Subito dopo il crollo giunse a Foggia anche il Presidente della Repubblica Ciampi che rivolto ai giornalisti dichiarò:«Certo, il paese non tollera più queste tragedie».
Probabilmente il Presidente della Repubblica aveva deciso di non rilasciare dichiarazioni, ma poi si era incontrato prima con due familiari delle vittime che avevano chiesto a viva voce di parlare con lui e poi con i cronisti. Infatti, dopo la visita in ospedale Ciampi, che era accompagnato dalla moglie, stava lasciando la struttura per recarsi in comune e lungo il tragitto che lo separava dall’autovettura, alcuni familiari dei deceduti, gli urlarono: «Presidente, ci ascolti!», e ancora: «le dobbiamo parlare. Lei è una persona corretta e noi siamo cittadini che pagano le tasse. Noi abbiamo fratelli e nipoti sotto quelle macerie».
Subito dopo Ciampi si intrattenne con loro per alcuni minuti. Quindi ai giornalisti disse: «Sono venuto qua per portare la partecipazione dell’Italia tutta a Foggia, a coloro che stanno soffrendo, a coloro che sono stati vittime di questa immane disgrazia, a quanti hanno i loro cari sotto le macerie. Questo è un evento che non ha nessuna spiegazione razionale, però, purtroppo, è accaduto e bisogna rendersi conto del perchè è avvenuto. Ora occorre portare avanti le operazioni di soccorso, e speriamo che siano ancora positive, che non siano perse le ultime speranze. Sono qua per portare sentimento di partecipazione piena degli italiani a questo gravissimo lutto che Foggia ha subito ».
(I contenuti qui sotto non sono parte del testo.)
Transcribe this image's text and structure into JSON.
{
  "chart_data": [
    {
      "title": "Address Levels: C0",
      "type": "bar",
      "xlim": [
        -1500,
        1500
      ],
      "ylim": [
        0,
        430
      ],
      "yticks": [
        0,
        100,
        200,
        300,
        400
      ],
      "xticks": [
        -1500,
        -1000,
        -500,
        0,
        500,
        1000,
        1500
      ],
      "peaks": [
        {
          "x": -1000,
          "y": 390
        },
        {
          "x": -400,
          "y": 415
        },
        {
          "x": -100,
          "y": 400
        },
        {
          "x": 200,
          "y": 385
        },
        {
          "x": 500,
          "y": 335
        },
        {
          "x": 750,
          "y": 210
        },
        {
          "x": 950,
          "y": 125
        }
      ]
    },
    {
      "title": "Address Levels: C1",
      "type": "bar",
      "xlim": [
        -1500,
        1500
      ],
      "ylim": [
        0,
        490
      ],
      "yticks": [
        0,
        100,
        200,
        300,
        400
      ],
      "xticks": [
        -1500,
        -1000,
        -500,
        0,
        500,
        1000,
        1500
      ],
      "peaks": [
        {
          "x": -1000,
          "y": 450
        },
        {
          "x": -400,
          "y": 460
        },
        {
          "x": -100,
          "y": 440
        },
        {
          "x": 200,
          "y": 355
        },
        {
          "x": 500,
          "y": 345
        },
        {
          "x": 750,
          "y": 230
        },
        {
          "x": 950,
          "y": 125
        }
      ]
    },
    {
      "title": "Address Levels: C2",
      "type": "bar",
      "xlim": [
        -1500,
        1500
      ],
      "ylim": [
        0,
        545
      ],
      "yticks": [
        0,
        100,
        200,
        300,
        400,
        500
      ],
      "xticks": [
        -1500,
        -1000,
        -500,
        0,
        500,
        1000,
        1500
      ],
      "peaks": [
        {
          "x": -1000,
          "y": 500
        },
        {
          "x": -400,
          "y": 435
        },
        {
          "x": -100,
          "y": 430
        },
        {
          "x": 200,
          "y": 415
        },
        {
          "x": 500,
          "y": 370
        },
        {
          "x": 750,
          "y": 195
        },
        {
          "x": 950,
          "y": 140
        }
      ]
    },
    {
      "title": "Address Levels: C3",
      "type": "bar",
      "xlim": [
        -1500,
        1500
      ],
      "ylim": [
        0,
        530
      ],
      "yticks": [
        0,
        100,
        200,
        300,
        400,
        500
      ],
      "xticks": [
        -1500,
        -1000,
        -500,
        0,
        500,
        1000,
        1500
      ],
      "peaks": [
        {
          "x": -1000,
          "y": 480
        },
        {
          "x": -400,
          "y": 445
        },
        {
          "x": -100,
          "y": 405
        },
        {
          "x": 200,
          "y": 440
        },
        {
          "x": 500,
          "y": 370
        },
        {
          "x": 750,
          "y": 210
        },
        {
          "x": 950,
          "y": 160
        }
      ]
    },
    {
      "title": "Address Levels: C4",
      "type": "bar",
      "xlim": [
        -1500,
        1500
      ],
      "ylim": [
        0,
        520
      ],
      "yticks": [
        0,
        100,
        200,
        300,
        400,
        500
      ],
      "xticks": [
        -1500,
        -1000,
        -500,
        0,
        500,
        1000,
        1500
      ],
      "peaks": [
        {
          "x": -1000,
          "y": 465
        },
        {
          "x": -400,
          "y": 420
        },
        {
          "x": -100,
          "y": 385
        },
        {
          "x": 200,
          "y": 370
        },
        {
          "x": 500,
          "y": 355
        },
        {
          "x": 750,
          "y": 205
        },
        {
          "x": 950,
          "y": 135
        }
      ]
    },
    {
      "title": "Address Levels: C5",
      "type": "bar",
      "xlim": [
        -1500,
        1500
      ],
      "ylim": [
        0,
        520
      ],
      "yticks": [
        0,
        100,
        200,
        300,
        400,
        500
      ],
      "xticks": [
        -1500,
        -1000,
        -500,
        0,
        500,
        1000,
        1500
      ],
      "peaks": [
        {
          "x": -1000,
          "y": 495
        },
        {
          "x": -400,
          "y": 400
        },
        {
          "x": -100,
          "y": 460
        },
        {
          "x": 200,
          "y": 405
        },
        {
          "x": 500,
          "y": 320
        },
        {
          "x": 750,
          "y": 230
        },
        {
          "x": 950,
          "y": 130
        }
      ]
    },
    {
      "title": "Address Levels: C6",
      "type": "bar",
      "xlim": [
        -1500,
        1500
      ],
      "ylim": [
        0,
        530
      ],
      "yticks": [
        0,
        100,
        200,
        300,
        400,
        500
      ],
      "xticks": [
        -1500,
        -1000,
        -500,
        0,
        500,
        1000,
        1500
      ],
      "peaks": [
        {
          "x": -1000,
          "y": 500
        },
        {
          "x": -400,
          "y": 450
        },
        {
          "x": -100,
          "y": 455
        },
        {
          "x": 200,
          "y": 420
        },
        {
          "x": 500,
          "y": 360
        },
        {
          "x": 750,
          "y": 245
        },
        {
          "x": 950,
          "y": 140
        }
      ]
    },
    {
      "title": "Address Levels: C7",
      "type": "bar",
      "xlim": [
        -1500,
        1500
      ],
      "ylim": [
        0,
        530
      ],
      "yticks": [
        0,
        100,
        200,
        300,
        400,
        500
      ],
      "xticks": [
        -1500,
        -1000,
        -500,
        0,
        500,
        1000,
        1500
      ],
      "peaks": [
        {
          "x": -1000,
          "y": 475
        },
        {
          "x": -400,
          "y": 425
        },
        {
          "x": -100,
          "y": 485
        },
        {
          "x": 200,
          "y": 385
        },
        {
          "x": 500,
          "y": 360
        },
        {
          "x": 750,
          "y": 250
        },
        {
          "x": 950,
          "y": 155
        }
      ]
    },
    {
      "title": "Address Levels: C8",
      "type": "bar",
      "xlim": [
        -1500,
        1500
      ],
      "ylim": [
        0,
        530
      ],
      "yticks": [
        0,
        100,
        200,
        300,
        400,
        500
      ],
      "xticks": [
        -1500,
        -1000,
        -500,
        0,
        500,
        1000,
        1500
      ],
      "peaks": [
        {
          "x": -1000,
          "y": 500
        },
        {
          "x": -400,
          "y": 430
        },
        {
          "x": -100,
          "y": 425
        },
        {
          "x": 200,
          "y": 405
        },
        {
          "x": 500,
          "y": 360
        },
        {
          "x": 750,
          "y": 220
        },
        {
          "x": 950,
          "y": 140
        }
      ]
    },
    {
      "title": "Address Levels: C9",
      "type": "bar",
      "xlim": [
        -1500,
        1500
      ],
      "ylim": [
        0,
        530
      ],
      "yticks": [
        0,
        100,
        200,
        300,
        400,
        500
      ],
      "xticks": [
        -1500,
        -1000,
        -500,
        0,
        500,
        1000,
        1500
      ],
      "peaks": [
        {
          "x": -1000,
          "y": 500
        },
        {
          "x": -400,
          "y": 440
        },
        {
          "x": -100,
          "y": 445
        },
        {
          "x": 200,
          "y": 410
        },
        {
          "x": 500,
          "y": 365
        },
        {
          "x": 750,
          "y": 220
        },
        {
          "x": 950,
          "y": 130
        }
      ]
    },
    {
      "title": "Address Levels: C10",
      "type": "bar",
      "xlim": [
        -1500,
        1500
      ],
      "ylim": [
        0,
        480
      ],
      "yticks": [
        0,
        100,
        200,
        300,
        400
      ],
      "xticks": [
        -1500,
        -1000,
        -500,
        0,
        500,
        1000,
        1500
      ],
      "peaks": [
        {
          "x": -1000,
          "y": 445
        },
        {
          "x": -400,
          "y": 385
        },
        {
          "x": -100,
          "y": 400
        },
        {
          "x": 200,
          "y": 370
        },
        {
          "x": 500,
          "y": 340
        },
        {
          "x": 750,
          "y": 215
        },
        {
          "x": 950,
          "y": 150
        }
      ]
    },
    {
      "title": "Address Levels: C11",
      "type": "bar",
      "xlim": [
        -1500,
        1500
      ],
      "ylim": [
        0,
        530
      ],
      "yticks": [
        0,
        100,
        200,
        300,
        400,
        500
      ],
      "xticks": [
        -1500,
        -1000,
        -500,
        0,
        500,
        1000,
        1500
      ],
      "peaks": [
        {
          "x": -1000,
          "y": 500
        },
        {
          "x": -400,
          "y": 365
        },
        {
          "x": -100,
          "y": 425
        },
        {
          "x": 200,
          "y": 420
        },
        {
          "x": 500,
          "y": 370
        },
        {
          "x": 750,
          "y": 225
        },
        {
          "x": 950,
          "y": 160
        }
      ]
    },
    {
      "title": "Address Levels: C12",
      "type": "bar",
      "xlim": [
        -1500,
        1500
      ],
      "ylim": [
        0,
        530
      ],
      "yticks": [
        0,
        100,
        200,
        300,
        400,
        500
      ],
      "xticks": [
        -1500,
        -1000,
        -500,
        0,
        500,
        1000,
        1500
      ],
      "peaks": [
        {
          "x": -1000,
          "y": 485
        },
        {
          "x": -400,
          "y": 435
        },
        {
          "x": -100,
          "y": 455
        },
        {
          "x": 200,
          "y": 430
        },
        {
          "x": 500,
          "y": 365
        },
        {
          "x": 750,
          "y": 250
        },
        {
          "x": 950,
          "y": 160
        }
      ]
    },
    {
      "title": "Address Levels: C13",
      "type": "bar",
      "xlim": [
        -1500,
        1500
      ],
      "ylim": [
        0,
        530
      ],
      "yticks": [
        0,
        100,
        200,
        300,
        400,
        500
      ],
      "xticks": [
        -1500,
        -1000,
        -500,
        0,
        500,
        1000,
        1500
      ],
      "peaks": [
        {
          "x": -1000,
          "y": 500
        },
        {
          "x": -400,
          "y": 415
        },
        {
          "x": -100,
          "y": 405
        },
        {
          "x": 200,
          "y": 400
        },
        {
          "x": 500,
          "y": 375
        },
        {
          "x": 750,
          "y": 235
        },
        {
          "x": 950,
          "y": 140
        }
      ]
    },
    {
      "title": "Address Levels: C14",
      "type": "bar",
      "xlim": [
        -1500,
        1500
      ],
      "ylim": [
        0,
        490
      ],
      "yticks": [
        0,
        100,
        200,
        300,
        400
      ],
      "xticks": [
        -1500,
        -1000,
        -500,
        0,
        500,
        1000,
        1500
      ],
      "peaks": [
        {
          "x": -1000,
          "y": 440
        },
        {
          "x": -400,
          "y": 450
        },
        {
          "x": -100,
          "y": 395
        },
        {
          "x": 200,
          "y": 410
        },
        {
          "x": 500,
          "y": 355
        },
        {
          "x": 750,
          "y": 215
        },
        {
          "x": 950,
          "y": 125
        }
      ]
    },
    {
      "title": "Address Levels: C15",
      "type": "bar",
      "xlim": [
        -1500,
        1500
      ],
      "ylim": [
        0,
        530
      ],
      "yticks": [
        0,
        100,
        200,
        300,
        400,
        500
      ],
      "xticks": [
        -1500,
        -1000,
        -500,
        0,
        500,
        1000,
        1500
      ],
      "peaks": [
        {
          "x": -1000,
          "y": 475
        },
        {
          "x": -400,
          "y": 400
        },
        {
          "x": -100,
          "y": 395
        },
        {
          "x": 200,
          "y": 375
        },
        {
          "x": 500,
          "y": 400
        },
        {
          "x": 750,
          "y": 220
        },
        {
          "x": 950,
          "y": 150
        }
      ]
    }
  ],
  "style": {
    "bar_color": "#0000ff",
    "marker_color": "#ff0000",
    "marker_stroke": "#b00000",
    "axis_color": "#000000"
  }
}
Purtroppo però le operazioni di soccorso non portarono notizie positive e Foggia dovette contare 67 morti, vittime innocenti di un modo approssimativo di operare nell’edilizia e penso sia giusto, a conclusione di questo scritto, render loro onore trascrivendo di seguito i loro nomi perchè anche i navigatori web possano riflettere sulle assurdità di questo avvenimento:
Angela Alessandrino, Lorenzo Alessandrino, Antonio Caldarulo, Maria Di Iorio, Daniela Caldarulo, Anna Milena Caldarulo, Maria Assunta Criscio, Fernando Capitaneo, Rocco Casarella, Francesca Siena, Valentina D´Angelo, Paolo D´Angelo, Maria Rosaria Sponsillo, Maria Giovanna D´Angelo, Palmina De Cosimo, Raffaele Del Grande, Michele Scopece, Assunta Grotta, Mattia Trotta, Matteo Ferri, Raffaele Delli Carri, Antonio Delli Carri, Addolorata Tirella, Aldo Altomare, Savino Urbano, Giovina Urbano, Domenico Zezza, Luigi Zezza, Maria A. Zezza, Aldo Guidone, Michele Taronna, Marianna Taronna, Addolorata Zichella, Walter Iammarino, Vincenzo Iammarino, Nina D´Amico, Michele Lombardi, Norina De Polis, Antonio D´Agnone, Lucia Ungaro, Piersilvio D´Agnone, Daniele D´Agnone, Savino Pedone, Maria Romito, Pasquale Pedone, Roberto Pedone, Margherita Cesareo, Maria Pedone, Giovanni Pedone, Leonardo Pompa, Maria Ferri, Dario Felice, Sabrina Padalino, Luciana Padalino, Pino Gramazio, Michela Curcetti, Pasquale Gramazio, Alfredo Gramazio, Matteo Ricucci, Pasquina Scarano, Marilina Ricucci, Michele Ricucci, Antonio Ricucci, Francesco Capitaneo, Valentina Capitaneo, Concetta Colecchia, Luisa Andreano
Discorso tenuto dal Presidente della Repubblica Carlo Azeglio Ciampi in occasione dei funerali che si tennero il 16 novembre:
“Sono venuto qui per portarvi la partecipazione e il cordoglio di tutta l’Italia, per dividere con voi il vostro immenso dolore, per piangere con voi, per pregare con voi.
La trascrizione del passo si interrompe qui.